Despite the obvious limitations of transferring information between animal models and humans, the broad range of phenotypic measures that can be obtained from animals is impossible to collect from humans. In the context of complex phenotypes, mice are being predominantly used to study the (usually small) quantitative phenotypic differences associated with a genetic variation (QTLs) [46]. Large-scale projects are underway to induce knockouts in mice and analyze the corresponding genotypes by high-throughput techniques [47, 48]. These projects will need extensive and more sophisticated annotation systems such as Phenotype and Trait Ontology (PATO [49]), which combines existing phenotype ontologies with phenotype qualities; for example 'insect eye', from the fly anatomy ontology, can bear the quality 'red', giving the combined 'red eye' phenotype.
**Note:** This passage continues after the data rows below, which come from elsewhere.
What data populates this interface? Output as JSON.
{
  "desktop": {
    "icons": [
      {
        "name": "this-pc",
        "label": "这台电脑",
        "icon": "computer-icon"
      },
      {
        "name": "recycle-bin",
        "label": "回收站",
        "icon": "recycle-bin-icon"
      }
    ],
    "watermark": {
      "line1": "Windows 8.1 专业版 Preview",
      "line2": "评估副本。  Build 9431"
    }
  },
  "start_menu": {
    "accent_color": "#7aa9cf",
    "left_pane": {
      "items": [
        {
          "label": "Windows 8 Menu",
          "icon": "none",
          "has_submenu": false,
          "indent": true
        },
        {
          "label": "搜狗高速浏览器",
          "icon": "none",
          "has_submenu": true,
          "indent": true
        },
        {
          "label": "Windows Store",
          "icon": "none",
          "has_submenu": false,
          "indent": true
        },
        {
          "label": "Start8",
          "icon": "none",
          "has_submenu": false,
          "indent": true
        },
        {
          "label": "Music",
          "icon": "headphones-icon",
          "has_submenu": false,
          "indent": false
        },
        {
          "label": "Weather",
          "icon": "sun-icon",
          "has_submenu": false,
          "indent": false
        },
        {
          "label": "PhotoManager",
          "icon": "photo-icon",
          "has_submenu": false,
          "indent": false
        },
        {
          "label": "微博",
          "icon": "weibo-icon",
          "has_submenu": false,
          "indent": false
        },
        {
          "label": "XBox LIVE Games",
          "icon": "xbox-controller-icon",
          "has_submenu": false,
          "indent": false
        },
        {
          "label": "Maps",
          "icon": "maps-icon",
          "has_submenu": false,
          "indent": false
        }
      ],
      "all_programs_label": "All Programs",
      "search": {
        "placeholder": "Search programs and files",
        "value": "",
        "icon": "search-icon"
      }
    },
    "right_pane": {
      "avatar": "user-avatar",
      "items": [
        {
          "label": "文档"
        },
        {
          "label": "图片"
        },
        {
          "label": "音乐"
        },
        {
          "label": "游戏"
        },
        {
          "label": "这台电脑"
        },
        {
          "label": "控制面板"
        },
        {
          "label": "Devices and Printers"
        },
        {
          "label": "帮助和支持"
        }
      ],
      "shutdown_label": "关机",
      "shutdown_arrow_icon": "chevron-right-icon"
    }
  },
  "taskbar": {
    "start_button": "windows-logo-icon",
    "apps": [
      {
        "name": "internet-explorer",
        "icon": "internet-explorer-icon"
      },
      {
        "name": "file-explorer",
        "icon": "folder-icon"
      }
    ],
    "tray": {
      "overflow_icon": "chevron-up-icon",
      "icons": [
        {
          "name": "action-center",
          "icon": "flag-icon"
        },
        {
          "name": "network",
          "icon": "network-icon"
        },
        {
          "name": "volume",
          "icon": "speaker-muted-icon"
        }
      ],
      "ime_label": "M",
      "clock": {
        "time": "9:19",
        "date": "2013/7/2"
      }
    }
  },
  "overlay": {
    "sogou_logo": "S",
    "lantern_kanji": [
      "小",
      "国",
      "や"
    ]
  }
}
Application of computational approaches to specific diseases

Only a few studies so far have used phenotype-based computational approaches to identify disease genes and followed this through in patient samples. The GeneSeeker tool was used to prioritize candidates for skeletal dysplasia, and the contribution of a selected candidate to the disease phenotype was demonstrated [50]. In this study, linkage analysis identified 77 candidate genes in a 17.1 cM interval. GeneSeeker identified the disease-causing gene as RMRP (an untranslated RNA gene), and its etiological role was confirmed in patients with the disease. Mutations in this gene have been identified previously as disease-causing in milder types of autosomal recessive skeletal dysplasias with differing phenotypes; identification of this additional disease phenotype associated with the gene, however, has furthered understanding of gene function and suggested its involvement in other related disease phenotypes.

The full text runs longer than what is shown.